ANAHEIM -- Angels second baseman Johnny Giavotella, three weeks into his recovery from fourth nerve palsy, cleanly fielded 20 or so ground balls from player-information coach Keith Johnson early Saturday afternoon and said his eye condition is "95-percent better from where I started."
Giavotella will see a specialist in Pasadena, Calif., on Monday, while the team starts a three-game series in Seattle.
He hopes to take batting practice shortly thereafter.
"We're definitely moving in the right direction," Giavotella said. "We're close to coming back and feeling normal. I just have to wait a little bit longer until I'm 100 percent. At that point, the doctor will clear me and I'll be able to take batting practice and get ready to start playing games."
Fourth nerve palsy (also called superior oblique palsy) causes weakness or paralysis to the superior oblique muscle, prompting misalignment of the eyes. The condition initially gave Giavotella issues looking downward and to his left, but he can see perfectly fine looking down now and only has a slight issue fielding grounders to his backhand.

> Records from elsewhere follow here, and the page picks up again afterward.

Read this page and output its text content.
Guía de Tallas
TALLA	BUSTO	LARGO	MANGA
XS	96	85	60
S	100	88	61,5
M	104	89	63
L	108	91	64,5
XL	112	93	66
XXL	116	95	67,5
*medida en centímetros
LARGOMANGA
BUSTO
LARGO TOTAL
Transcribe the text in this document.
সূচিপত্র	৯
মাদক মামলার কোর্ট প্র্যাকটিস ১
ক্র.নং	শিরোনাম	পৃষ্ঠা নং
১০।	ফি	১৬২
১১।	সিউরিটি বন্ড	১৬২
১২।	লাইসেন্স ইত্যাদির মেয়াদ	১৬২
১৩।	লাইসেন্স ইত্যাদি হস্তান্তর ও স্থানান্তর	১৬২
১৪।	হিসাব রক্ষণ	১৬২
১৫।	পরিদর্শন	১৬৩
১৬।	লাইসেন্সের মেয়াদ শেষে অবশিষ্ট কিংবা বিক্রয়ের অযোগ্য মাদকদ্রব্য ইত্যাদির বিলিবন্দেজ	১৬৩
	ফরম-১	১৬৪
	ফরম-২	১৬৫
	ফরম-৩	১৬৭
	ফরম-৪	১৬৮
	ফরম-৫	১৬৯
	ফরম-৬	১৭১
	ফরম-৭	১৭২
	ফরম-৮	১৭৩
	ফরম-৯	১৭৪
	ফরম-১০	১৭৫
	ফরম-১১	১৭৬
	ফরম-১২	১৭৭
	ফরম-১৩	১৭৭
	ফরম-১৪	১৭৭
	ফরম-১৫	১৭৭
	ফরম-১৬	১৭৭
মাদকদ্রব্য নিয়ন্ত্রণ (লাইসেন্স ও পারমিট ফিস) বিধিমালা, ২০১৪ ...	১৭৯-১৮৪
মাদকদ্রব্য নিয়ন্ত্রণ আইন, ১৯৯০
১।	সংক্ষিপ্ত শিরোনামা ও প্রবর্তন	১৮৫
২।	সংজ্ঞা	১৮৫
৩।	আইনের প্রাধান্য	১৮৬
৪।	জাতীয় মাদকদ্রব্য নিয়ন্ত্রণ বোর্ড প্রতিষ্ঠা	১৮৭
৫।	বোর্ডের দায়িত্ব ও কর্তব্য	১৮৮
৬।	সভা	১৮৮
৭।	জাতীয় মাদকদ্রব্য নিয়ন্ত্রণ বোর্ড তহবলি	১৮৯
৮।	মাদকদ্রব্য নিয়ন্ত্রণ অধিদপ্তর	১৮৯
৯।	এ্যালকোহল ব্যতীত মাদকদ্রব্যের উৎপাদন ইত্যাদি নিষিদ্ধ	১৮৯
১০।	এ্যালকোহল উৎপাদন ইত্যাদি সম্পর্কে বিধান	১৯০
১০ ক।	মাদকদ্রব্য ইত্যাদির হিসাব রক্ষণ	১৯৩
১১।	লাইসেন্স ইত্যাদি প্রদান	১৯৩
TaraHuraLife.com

"That should resolve itself fairly quickly," Giavotella said. "I'm light years away from when it first happened."
Giavotella, 28, was batting .265/.312/.350 before being diagnosed with the condition. In his place, rookie Taylor Featherston has taken over as the everyday second baseman, batting .276 since getting everyday at-bats at the start of September.
Giavotella still has no timeline for his return, but he'll probably need to see some live pitching before getting activated off the disabled list.
"I want to jump in there as quick as possible," he said, "whether it's pinch-hitting or coming in and playing second base, whatever the case may be."